C’est désormais chez Grasset que l’auteur de Fanfan publie Le Roman des Jardin. Ses nombreux autres livres sont parus chez Gallimard. Alexandre Jardin l’avoue d’emblée : il en avait assez de se cacher publiquement en écrivant des romans de bon garçon. On l’a connu un peu romantique à travers Fanfan, assez inconsistant avec Bille en tête, désirant à tout prix être le fleuron d’une famille Jardin dont il n’était que le bourgeon. On l’apprécia plus tard avec Le Zubial, portrait tout en nuances de son père, Pascal, scénariste et romancier, qui lui-même avait mis en scène le sien, Jean Jardin, chef de cabinet de Pierre

Laval, dans Le Nain jaune. Finalement, on se disait qu’Alexandre était peut-être plus mémorialiste que romancier. Avec la quarantaine, ce garçon au physique de gendre idéal, se sent enfin un Jardin à part entière. Dans ce roman qui n’en est pas un, en dépit de ce que l’on a imprimé sur la couverture, on a surtout l’impression d’être dans un jardin de romans. Alexandre, qui voulut être le grand, mais qui se contenta d’être le bienheureux, dit enfin ce qu’il a sur le coeur depuis des années : Famille, je vous aime ! L’aveu est touchant. Dans la bouche d’un petit génie créé par la regrettée ogresse Françoise Verny, Pygmalion de Queffélec et de BHL, on l’apprécie à sa juste valeur.

Sa galerie de personnages, n’était la systématisation du ton humoristique qui, parfois, s’assimile aux Percussions de Strasbourg, émeut et fait rire. Pas neuf le procédé, mais efficace.

Ainsi, nous nous retrouvons au cœur de ces Jardin de la France, souvent en Suisse, à Vevey, où, jadis, Mme de Warens taquinait le Jean-Jacques comme on taquine le goujon, avec une smala qui tient plus de Pim, Pam, Poum et de la famille Illico que des ascètes des Thibault, on serpente entre le tigre Jean, le zèbre Pascal et le chat Alexandre, entre le marteau de l’émotion et l’enclume de la pochade à la Feydeau, dans lequel les Jardin ont presque tous un fil à la patte.
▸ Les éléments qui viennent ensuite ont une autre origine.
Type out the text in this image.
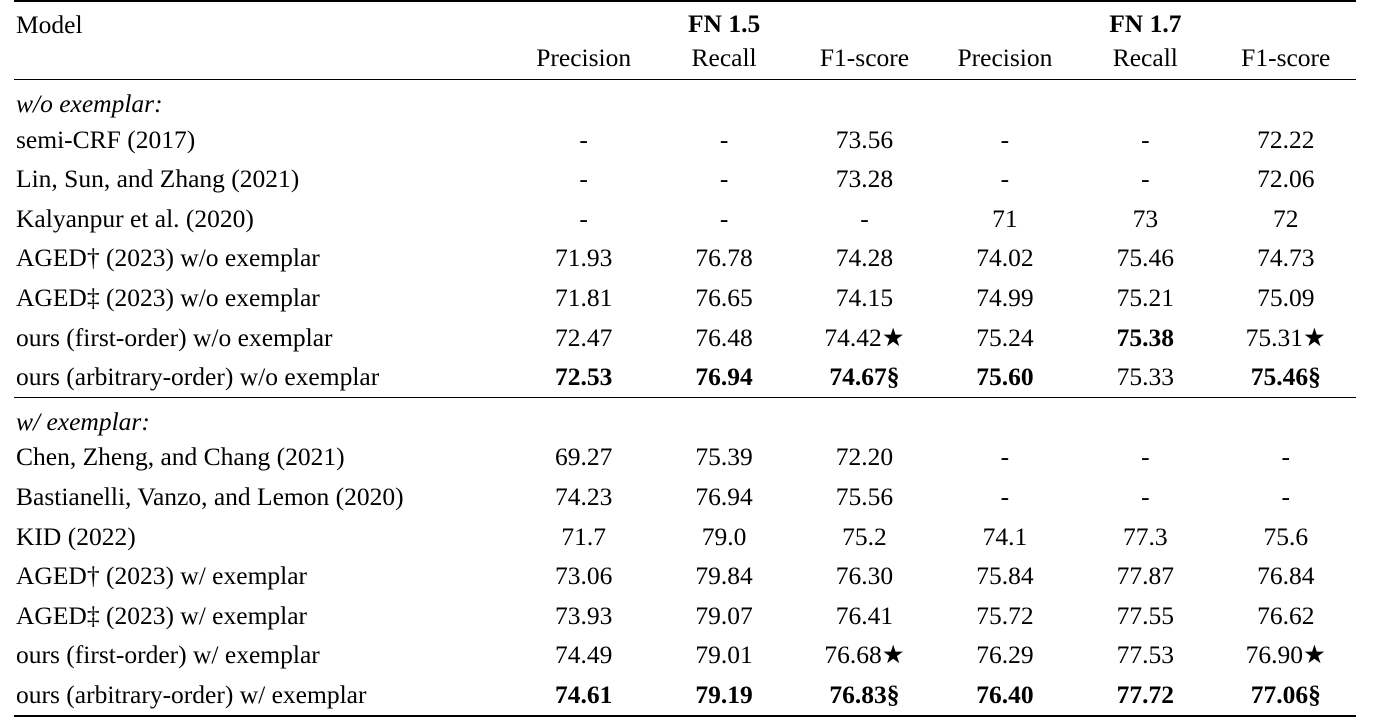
Model	FN 1.5			FN 1.7		
	Precision	Recall	F1-score	Precision	Recall	F1-score
w/o exemplar:						
semi-CRF (2017)	-	-	73.56	-	-	72.22
Lin, Sun, and Zhang (2021)	-	-	73.28	-	-	72.06
Kalyanpur et al. (2020)	-	-	-	71	73	72
AGED† (2023) w/o exemplar	71.93	76.78	74.28	74.02	75.46	74.73
AGED‡ (2023) w/o exemplar	71.81	76.65	74.15	74.99	75.21	75.09
ours (first-order) w/o exemplar	72.47	76.48	74.42★	75.24	75.38	75.31★
ours (arbitrary-order) w/o exemplar	72.53	76.94	74.67§	75.60	75.33	75.46§
w/ exemplar:						
Chen, Zheng, and Chang (2021)	69.27	75.39	72.20	-	-	-
Bastianelli, Vanzo, and Lemon (2020)	74.23	76.94	75.56	-	-	-
KID (2022)	71.7	79.0	75.2	74.1	77.3	75.6
AGED† (2023) w/ exemplar	73.06	79.84	76.30	75.84	77.87	76.84
AGED‡ (2023) w/ exemplar	73.93	79.07	76.41	75.72	77.55	76.62
ours (first-order) w/ exemplar	74.49	79.01	76.68★	76.29	77.53	76.90★
ours (arbitrary-order) w/ exemplar	74.61	79.19	76.83§	76.40	77.72	77.06§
Du Nain jaune au Zubial, on ne compte plus les maîtresses, les demi-frères, les demi-soeurs. Pour le jeune Alexandre, quel cirque, comme il l’était aussi au sens romain du terme, avec ses cruautés. Un minot avait de quoi y laisser des plumes. L’ironie, on le sait, est une arme à double tranchant. “Dans cette famille de zinzins, elle peut même se retourner contre celui qui en use et en abuse”, estime le quotidien le Figaro. Alexandre, nous épargne le pathos. S’il se bidonne au spectacle de tous ces histrions à la limite de la camisole, il reste lucide. Sa distance transforme des boudins en girls d’Hollywood. La vedette de la smala, c’est sans doute la grand-mère, autrefois la maîtresse de Paul Morand, surnommé l’Arquebuse, qui, à l’automne de sa vie, pense encore que “passer à côté d’un orgasme lui paraît être le début de la déchéance morale”, raison pour laquelle elle dort à la Mandragore – villa familiale de Vevey – toutes fenêtres ouvertes. Dans le sillage de cette dame Tartine qui, pour être sûre de ne pas oublier Morand, a un perroquet prénommé Paul, on découvre le demi-frère Emmanuel, un yéti d’Hollywood, Alain Delon (qui trouvait la mère d’Alexandre belle comme un démon), l’oncle Merlin, aussi enchanteur qu’une plage du même nom, et dont la maîtresse, Zouzou, avant d’être la sienne, fut celle de son père, le Nain jaune. Au bord du lac Léman, on ne devait pas s’embêter. Un théâtre permanent.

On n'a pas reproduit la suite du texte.